In stark contrast to directors who painstakingly craft intricate, multi-film narratives, Rohit Shetty’s approach can best be described as a colossal joke. His films lack any semblance of a unifying story, instead opting for a disjointed mishmash of distinctive protagonists, rivalries, and visual spectacles. Each of his movies seems to exist in its own isolated universe, leaving the concept of a unified cinematic world in the realm of pure fantasy. Cameos in Shetty’s films merely serve as a whimsical nod; there’s no evident connection between the characters, events, or even a semblance of logical storytelling, but what truly connects them is their collective contribution to the vast, bewildering joke that is Rohit Shetty’s cinematic universe.

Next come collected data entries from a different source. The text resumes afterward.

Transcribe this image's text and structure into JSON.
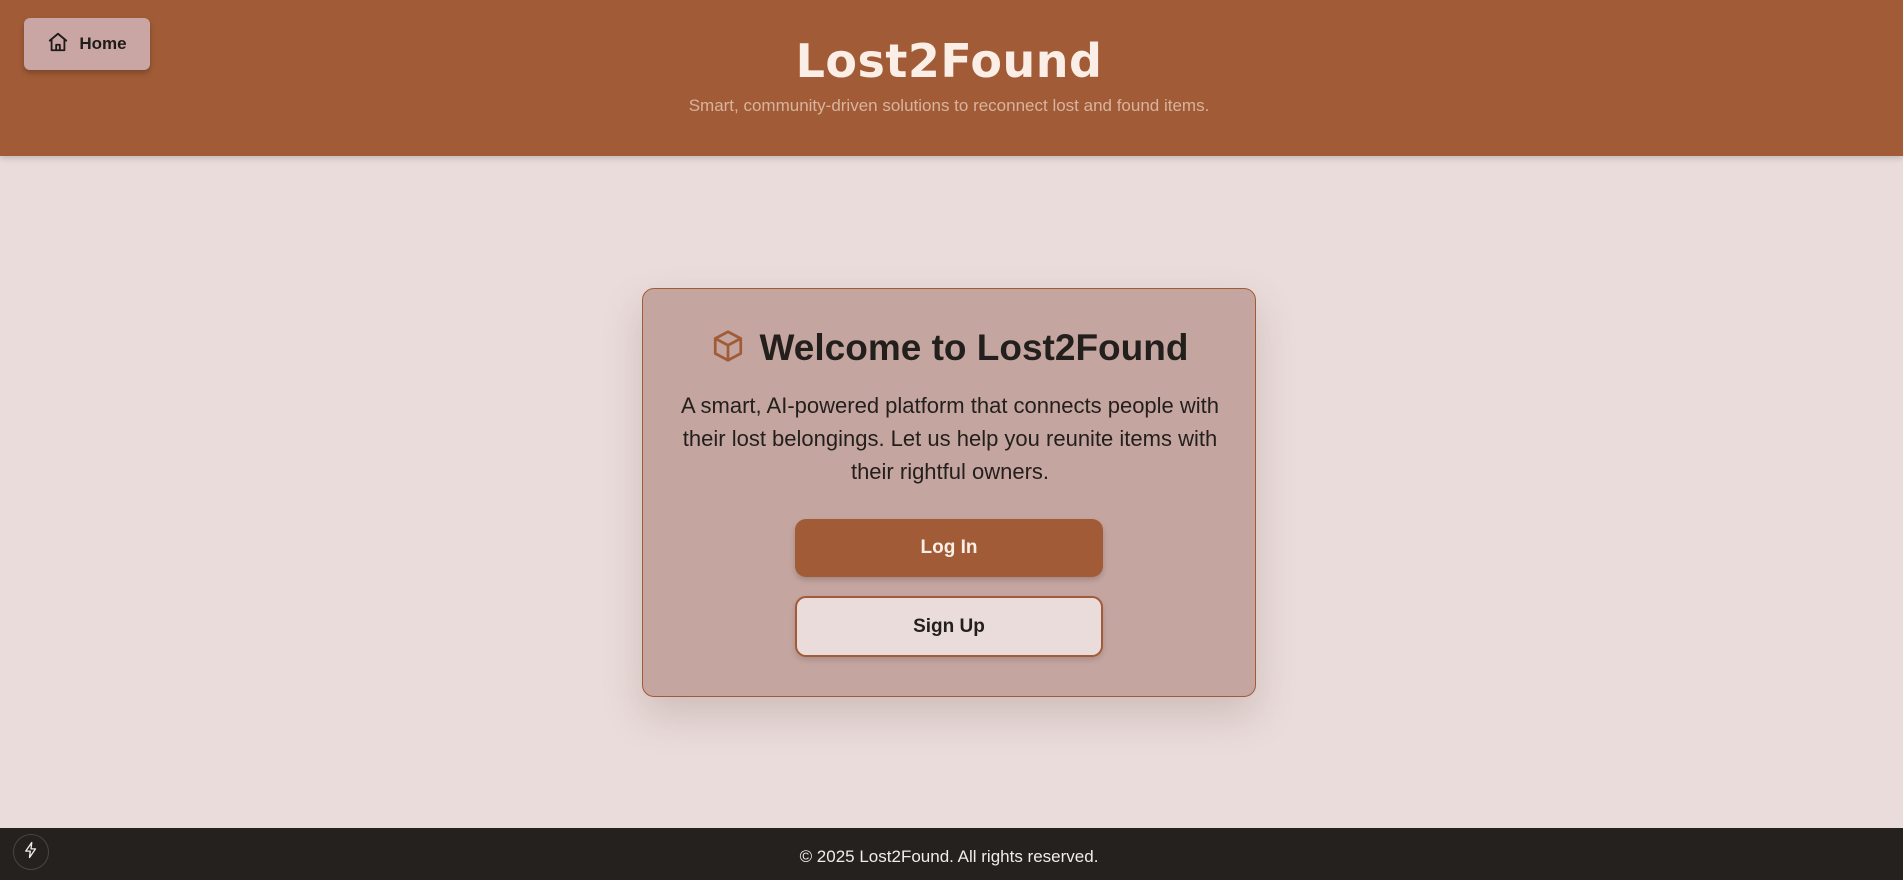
{
  "header": {
    "home_button_label": "Home",
    "home_icon": "home-icon",
    "title": "Lost2Found",
    "subtitle": "Smart, community-driven solutions to reconnect lost and found items."
  },
  "card": {
    "icon": "package-icon",
    "title": "Welcome to Lost2Found",
    "description": "A smart, AI-powered platform that connects people with their lost belongings. Let us help you reunite items with their rightful owners.",
    "login_label": "Log In",
    "signup_label": "Sign Up"
  },
  "footer": {
    "copyright": "© 2025 Lost2Found. All rights reserved."
  },
  "dev_badge": {
    "icon": "lightning-icon"
  },
  "colors": {
    "brand": "#a15c37",
    "background": "#e9dcdb",
    "card_background": "#c5a5a0",
    "footer_background": "#24211e",
    "title_text": "#fbeee6"
  }
}
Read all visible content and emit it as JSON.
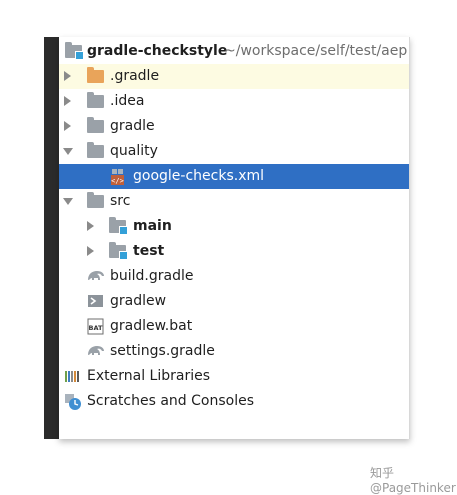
{
  "project": {
    "root_name": "gradle-checkstyle",
    "root_path": "~/workspace/self/test/aep"
  },
  "tree": [
    {
      "label": ".gradle"
    },
    {
      "label": ".idea"
    },
    {
      "label": "gradle"
    },
    {
      "label": "quality"
    },
    {
      "label": "google-checks.xml"
    },
    {
      "label": "src"
    },
    {
      "label": "main"
    },
    {
      "label": "test"
    },
    {
      "label": "build.gradle"
    },
    {
      "label": "gradlew"
    },
    {
      "label": "gradlew.bat"
    },
    {
      "label": "settings.gradle"
    },
    {
      "label": "External Libraries"
    },
    {
      "label": "Scratches and Consoles"
    }
  ],
  "colors": {
    "selection": "#2f6fc4",
    "highlight": "#fdfbe2",
    "folder": "#9aa1a8",
    "excluded_folder": "#e9a45a",
    "module_badge": "#34a0d8"
  },
  "watermark": "知乎 @PageThinker"
}
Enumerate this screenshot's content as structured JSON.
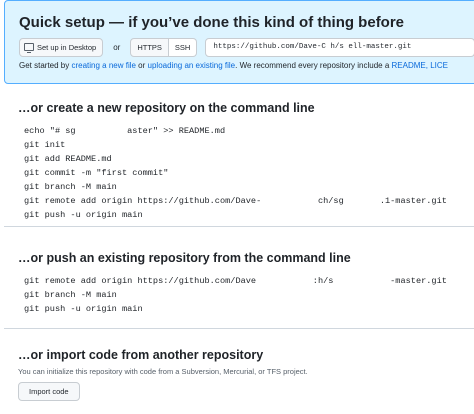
{
  "quick_setup": {
    "title": "Quick setup — if you’ve done this kind of thing before",
    "desktop_button": "Set up in Desktop",
    "or": "or",
    "https_tab": "HTTPS",
    "ssh_tab": "SSH",
    "clone_url": "https://github.com/Dave-C          h/s    ell-master.git",
    "desc_prefix": "Get started by ",
    "create_link": "creating a new file",
    "desc_mid": " or ",
    "upload_link": "uploading an existing file",
    "desc_suffix": ". We recommend every repository include a ",
    "readme_link": "README",
    "desc_tail": ", LICE"
  },
  "create_section": {
    "heading": "…or create a new repository on the command line",
    "lines": [
      "echo \"# sg          aster\" >> README.md",
      "git init",
      "git add README.md",
      "git commit -m \"first commit\"",
      "git branch -M main",
      "git remote add origin https://github.com/Dave-           ch/sg       .1-master.git",
      "git push -u origin main"
    ]
  },
  "push_section": {
    "heading": "…or push an existing repository from the command line",
    "lines": [
      "git remote add origin https://github.com/Dave           :h/s           -master.git",
      "git branch -M main",
      "git push -u origin main"
    ]
  },
  "import_section": {
    "heading": "…or import code from another repository",
    "description": "You can initialize this repository with code from a Subversion, Mercurial, or TFS project.",
    "button": "Import code"
  },
  "colors": {
    "setup_bg": "#ddf4ff",
    "setup_border": "#54aeff",
    "link": "#0969da"
  }
}
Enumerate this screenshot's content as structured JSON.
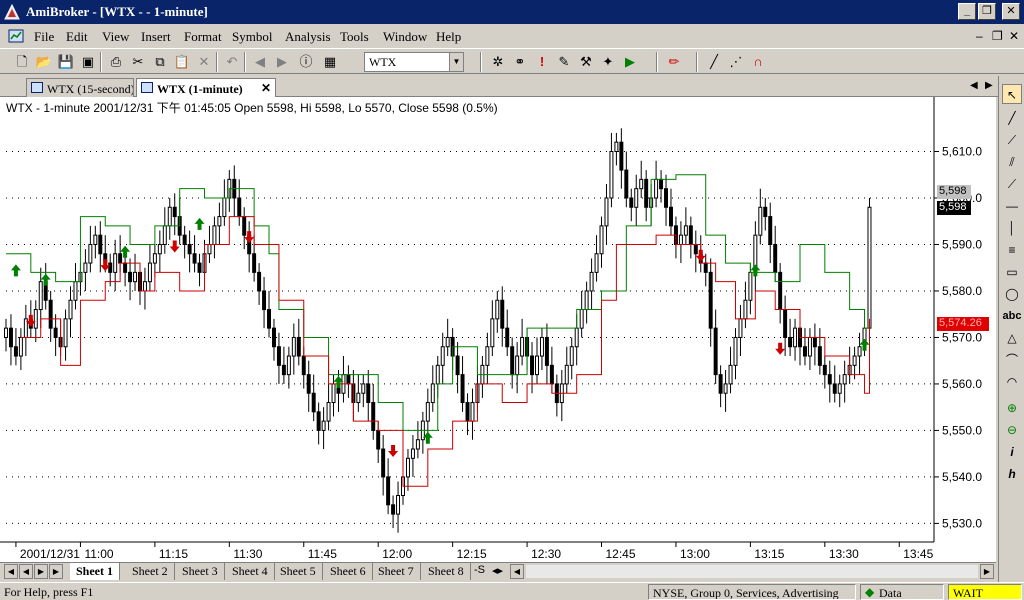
{
  "window": {
    "title": "AmiBroker - [WTX -   - 1-minute]"
  },
  "menu": {
    "items": [
      "File",
      "Edit",
      "View",
      "Insert",
      "Format",
      "Symbol",
      "Analysis",
      "Tools",
      "Window",
      "Help"
    ]
  },
  "toolbar": {
    "symbol_value": "WTX"
  },
  "tabs": [
    {
      "label": "WTX (15-second)"
    },
    {
      "label": "WTX (1-minute)"
    }
  ],
  "chart_header": "WTX - 1-minute 2001/12/31 下午 01:45:05 Open 5598, Hi 5598, Lo 5570, Close 5598 (0.5%)",
  "price_labels": {
    "gray": "5,598",
    "black": "5,598",
    "red": "5,574.26"
  },
  "sheets": [
    "Sheet 1",
    "Sheet 2",
    "Sheet 3",
    "Sheet 4",
    "Sheet 5",
    "Sheet 6",
    "Sheet 7",
    "Sheet 8"
  ],
  "sheet_extra": "-S",
  "status": {
    "help": "For Help, press F1",
    "info": "NYSE, Group 0, Services, Advertising",
    "data": "Data",
    "wait": "WAIT"
  },
  "colors": {
    "title_bg": "#0a246a",
    "candle": "#000000",
    "up_line": "#008000",
    "down_line": "#cc0000",
    "arrow_up": "#008000",
    "arrow_down": "#cc0000",
    "wait_bg": "#ffff00"
  },
  "chart_data": {
    "type": "candlestick",
    "title": "WTX - 1-minute 2001/12/31 下午 01:45:05 Open 5598, Hi 5598, Lo 5570, Close 5598 (0.5%)",
    "ylim": [
      5526,
      5620
    ],
    "y_ticks": [
      "5,530.0",
      "5,540.0",
      "5,550.0",
      "5,560.0",
      "5,570.0",
      "5,580.0",
      "5,590.0",
      "5,600.0",
      "5,610.0"
    ],
    "y_tick_values": [
      5530,
      5540,
      5550,
      5560,
      5570,
      5580,
      5590,
      5600,
      5610
    ],
    "x_ticks": [
      "2001/12/31",
      "11:00",
      "11:15",
      "11:30",
      "11:45",
      "12:00",
      "12:15",
      "12:30",
      "12:45",
      "13:00",
      "13:15",
      "13:30",
      "13:45"
    ],
    "x_tick_minutes": [
      -13,
      0,
      15,
      30,
      45,
      60,
      75,
      90,
      105,
      120,
      135,
      150,
      165
    ],
    "minute_start": -15,
    "minute_end": 172,
    "close_series": [
      [
        -15,
        5572
      ],
      [
        -14,
        5568
      ],
      [
        -13,
        5566
      ],
      [
        -12,
        5570
      ],
      [
        -11,
        5574
      ],
      [
        -10,
        5572
      ],
      [
        -9,
        5576
      ],
      [
        -8,
        5582
      ],
      [
        -7,
        5578
      ],
      [
        -6,
        5572
      ],
      [
        -5,
        5570
      ],
      [
        -4,
        5568
      ],
      [
        -3,
        5574
      ],
      [
        -2,
        5578
      ],
      [
        -1,
        5582
      ],
      [
        0,
        5584
      ],
      [
        1,
        5586
      ],
      [
        2,
        5590
      ],
      [
        3,
        5592
      ],
      [
        4,
        5588
      ],
      [
        5,
        5586
      ],
      [
        6,
        5584
      ],
      [
        7,
        5588
      ],
      [
        8,
        5586
      ],
      [
        9,
        5584
      ],
      [
        10,
        5582
      ],
      [
        11,
        5584
      ],
      [
        12,
        5580
      ],
      [
        13,
        5582
      ],
      [
        14,
        5586
      ],
      [
        15,
        5588
      ],
      [
        16,
        5590
      ],
      [
        17,
        5594
      ],
      [
        18,
        5598
      ],
      [
        19,
        5596
      ],
      [
        20,
        5592
      ],
      [
        21,
        5590
      ],
      [
        22,
        5588
      ],
      [
        23,
        5586
      ],
      [
        24,
        5584
      ],
      [
        25,
        5588
      ],
      [
        26,
        5590
      ],
      [
        27,
        5594
      ],
      [
        28,
        5596
      ],
      [
        29,
        5600
      ],
      [
        30,
        5604
      ],
      [
        31,
        5600
      ],
      [
        32,
        5596
      ],
      [
        33,
        5592
      ],
      [
        34,
        5588
      ],
      [
        35,
        5584
      ],
      [
        36,
        5580
      ],
      [
        37,
        5576
      ],
      [
        38,
        5572
      ],
      [
        39,
        5568
      ],
      [
        40,
        5564
      ],
      [
        41,
        5562
      ],
      [
        42,
        5566
      ],
      [
        43,
        5570
      ],
      [
        44,
        5566
      ],
      [
        45,
        5562
      ],
      [
        46,
        5558
      ],
      [
        47,
        5554
      ],
      [
        48,
        5550
      ],
      [
        49,
        5552
      ],
      [
        50,
        5556
      ],
      [
        51,
        5560
      ],
      [
        52,
        5558
      ],
      [
        53,
        5562
      ],
      [
        54,
        5560
      ],
      [
        55,
        5556
      ],
      [
        56,
        5558
      ],
      [
        57,
        5560
      ],
      [
        58,
        5556
      ],
      [
        59,
        5550
      ],
      [
        60,
        5546
      ],
      [
        61,
        5540
      ],
      [
        62,
        5534
      ],
      [
        63,
        5532
      ],
      [
        64,
        5536
      ],
      [
        65,
        5540
      ],
      [
        66,
        5544
      ],
      [
        67,
        5546
      ],
      [
        68,
        5548
      ],
      [
        69,
        5552
      ],
      [
        70,
        5556
      ],
      [
        71,
        5560
      ],
      [
        72,
        5564
      ],
      [
        73,
        5568
      ],
      [
        74,
        5570
      ],
      [
        75,
        5566
      ],
      [
        76,
        5562
      ],
      [
        77,
        5556
      ],
      [
        78,
        5552
      ],
      [
        79,
        5556
      ],
      [
        80,
        5560
      ],
      [
        81,
        5564
      ],
      [
        82,
        5568
      ],
      [
        83,
        5574
      ],
      [
        84,
        5578
      ],
      [
        85,
        5572
      ],
      [
        86,
        5568
      ],
      [
        87,
        5562
      ],
      [
        88,
        5566
      ],
      [
        89,
        5570
      ],
      [
        90,
        5566
      ],
      [
        91,
        5562
      ],
      [
        92,
        5566
      ],
      [
        93,
        5570
      ],
      [
        94,
        5564
      ],
      [
        95,
        5560
      ],
      [
        96,
        5556
      ],
      [
        97,
        5560
      ],
      [
        98,
        5564
      ],
      [
        99,
        5568
      ],
      [
        100,
        5572
      ],
      [
        101,
        5576
      ],
      [
        102,
        5580
      ],
      [
        103,
        5584
      ],
      [
        104,
        5588
      ],
      [
        105,
        5594
      ],
      [
        106,
        5600
      ],
      [
        107,
        5610
      ],
      [
        108,
        5612
      ],
      [
        109,
        5606
      ],
      [
        110,
        5600
      ],
      [
        111,
        5598
      ],
      [
        112,
        5602
      ],
      [
        113,
        5604
      ],
      [
        114,
        5598
      ],
      [
        115,
        5600
      ],
      [
        116,
        5604
      ],
      [
        117,
        5602
      ],
      [
        118,
        5598
      ],
      [
        119,
        5594
      ],
      [
        120,
        5590
      ],
      [
        121,
        5592
      ],
      [
        122,
        5594
      ],
      [
        123,
        5590
      ],
      [
        124,
        5588
      ],
      [
        125,
        5586
      ],
      [
        126,
        5584
      ],
      [
        127,
        5572
      ],
      [
        128,
        5562
      ],
      [
        129,
        5558
      ],
      [
        130,
        5560
      ],
      [
        131,
        5564
      ],
      [
        132,
        5570
      ],
      [
        133,
        5574
      ],
      [
        134,
        5578
      ],
      [
        135,
        5584
      ],
      [
        136,
        5592
      ],
      [
        137,
        5598
      ],
      [
        138,
        5596
      ],
      [
        139,
        5590
      ],
      [
        140,
        5584
      ],
      [
        141,
        5576
      ],
      [
        142,
        5570
      ],
      [
        143,
        5568
      ],
      [
        144,
        5572
      ],
      [
        145,
        5568
      ],
      [
        146,
        5566
      ],
      [
        147,
        5570
      ],
      [
        148,
        5568
      ],
      [
        149,
        5564
      ],
      [
        150,
        5562
      ],
      [
        151,
        5560
      ],
      [
        152,
        5558
      ],
      [
        153,
        5560
      ],
      [
        154,
        5562
      ],
      [
        155,
        5564
      ],
      [
        156,
        5566
      ],
      [
        157,
        5568
      ],
      [
        158,
        5572
      ],
      [
        159,
        5598
      ]
    ],
    "upper_line": [
      [
        -15,
        5588
      ],
      [
        -10,
        5584
      ],
      [
        -5,
        5582
      ],
      [
        0,
        5596
      ],
      [
        5,
        5594
      ],
      [
        10,
        5590
      ],
      [
        15,
        5594
      ],
      [
        20,
        5602
      ],
      [
        25,
        5600
      ],
      [
        30,
        5602
      ],
      [
        33,
        5602
      ],
      [
        35,
        5594
      ],
      [
        38,
        5588
      ],
      [
        40,
        5576
      ],
      [
        45,
        5570
      ],
      [
        50,
        5562
      ],
      [
        55,
        5562
      ],
      [
        58,
        5562
      ],
      [
        60,
        5556
      ],
      [
        65,
        5550
      ],
      [
        68,
        5550
      ],
      [
        72,
        5560
      ],
      [
        75,
        5568
      ],
      [
        80,
        5562
      ],
      [
        90,
        5572
      ],
      [
        100,
        5576
      ],
      [
        105,
        5580
      ],
      [
        110,
        5594
      ],
      [
        115,
        5604
      ],
      [
        120,
        5605
      ],
      [
        124,
        5605
      ],
      [
        126,
        5592
      ],
      [
        130,
        5586
      ],
      [
        135,
        5584
      ],
      [
        140,
        5582
      ],
      [
        145,
        5590
      ],
      [
        150,
        5584
      ],
      [
        155,
        5576
      ],
      [
        158,
        5572
      ],
      [
        159,
        5570
      ]
    ],
    "lower_line": [
      [
        -12,
        5570
      ],
      [
        -8,
        5574
      ],
      [
        -4,
        5564
      ],
      [
        0,
        5578
      ],
      [
        5,
        5582
      ],
      [
        8,
        5586
      ],
      [
        12,
        5580
      ],
      [
        15,
        5584
      ],
      [
        20,
        5580
      ],
      [
        25,
        5590
      ],
      [
        30,
        5596
      ],
      [
        35,
        5590
      ],
      [
        40,
        5578
      ],
      [
        45,
        5566
      ],
      [
        50,
        5560
      ],
      [
        55,
        5552
      ],
      [
        60,
        5550
      ],
      [
        65,
        5538
      ],
      [
        70,
        5546
      ],
      [
        75,
        5552
      ],
      [
        80,
        5560
      ],
      [
        85,
        5556
      ],
      [
        90,
        5560
      ],
      [
        95,
        5558
      ],
      [
        100,
        5562
      ],
      [
        105,
        5578
      ],
      [
        108,
        5590
      ],
      [
        112,
        5590
      ],
      [
        116,
        5592
      ],
      [
        120,
        5590
      ],
      [
        125,
        5586
      ],
      [
        128,
        5582
      ],
      [
        132,
        5574
      ],
      [
        136,
        5580
      ],
      [
        140,
        5576
      ],
      [
        145,
        5570
      ],
      [
        150,
        5566
      ],
      [
        155,
        5562
      ],
      [
        158,
        5558
      ],
      [
        159,
        5574
      ]
    ],
    "buy_signals": [
      [
        -13,
        5584
      ],
      [
        -7,
        5582
      ],
      [
        9,
        5588
      ],
      [
        24,
        5594
      ],
      [
        52,
        5560
      ],
      [
        70,
        5548
      ],
      [
        136,
        5584
      ],
      [
        158,
        5568
      ]
    ],
    "sell_signals": [
      [
        -10,
        5574
      ],
      [
        5,
        5586
      ],
      [
        19,
        5590
      ],
      [
        34,
        5592
      ],
      [
        63,
        5546
      ],
      [
        125,
        5588
      ],
      [
        141,
        5568
      ]
    ]
  }
}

Copying an Idea from Hollywood: Nothing New in Bollywood

It’s truly comical how ideas in the film industry can evolve and take shape in response to trends and outcomes. Take, for instance, the notion of creating cinematic universes, a concept that gained prominence in Hollywood. However, when Bollywood dipped its toes into the cinematic universe pool, it wasn’t exactly a masterstroke. Enter Rohit Shetty, a director who has a knack for turning the simplest of ideas into an overblown spectacle, and Ajay Devgn, who somehow managed to make the word “Singham” synonymous with action-packed mediocrity.

“Singham,” unleashed upon unsuspecting audiences in 2011, was nothing more than a hyperbolic parade of relentless fight scenes and Devgn’s portrayal of a police officer that can only be described as a joke. The film’s box office success seemingly indicated that Indian audiences have a peculiar fondness for this type of cinematic silliness. Naturally, when Hollywood sneezes, Bollywood catches a cold, and the idea of a cinematic universe is no exception.

And so, the “Rohit Shetty Cop Universe” was born, an audacious attempt to mimic Hollywood’s success with the Marvel Cinematic Universe. Shetty threw together characters like Simmba and Sooryavanshi, combining them with larger-than-life police officers like Singham. This cinematic endeavour left no room for doubt that Bollywood was shamelessly copying Hollywood, albeit in its own tacky, action-centric way. So, kudos to Shetty for turning a trend into a joke that’s almost as entertaining as his films.

The Ultimate Hero vs Villain Showdown: Where the Hero Wins in the End

Rohit Shetty keeps recycling the same tired themes in his films: retaliation, family honour, and love. While these subjects might be significant in the cultural context, the plot and character development in his films are about as inventive as a brick wall. Instead of crafting nuanced, multifaceted characters and intricate plots, Shetty seems content to shovel in the same tired ingredients: item songs, action scenes, and melodrama, all of which take precedence over anything resembling depth or originality.

The predictability of Shetty’s films is another punchline waiting to be delivered. It’s as if he’s stuck in a time loop, endlessly replaying the hero vs. villain showdown. The hero, often portrayed by Ajay Devgn or similar actors, is depicted as an indestructible, larger-than-life figure who obliterates every obstacle and foe in his path. The characters themselves are cardboard cutouts, relying on clichéd personas that do little to inspire or captivate the audience. Shetty’s stories are about as deep as a puddle, only scratching the surface of moral ambiguity while casting the villain as a one-dimensional embodiment of evil, devoid of any subtlety, and the hero as a paragon of unwavering justice. It’s as if Shetty took a masterclass in filmmaking from a comic book, and the joke’s on anyone who expects more from his formulaic, shallow productions.

While the Cop Universe has found commercial success, it’s not without its critics, who yearn for more original and thought-provoking storytelling in the realm of Bollywood cinema.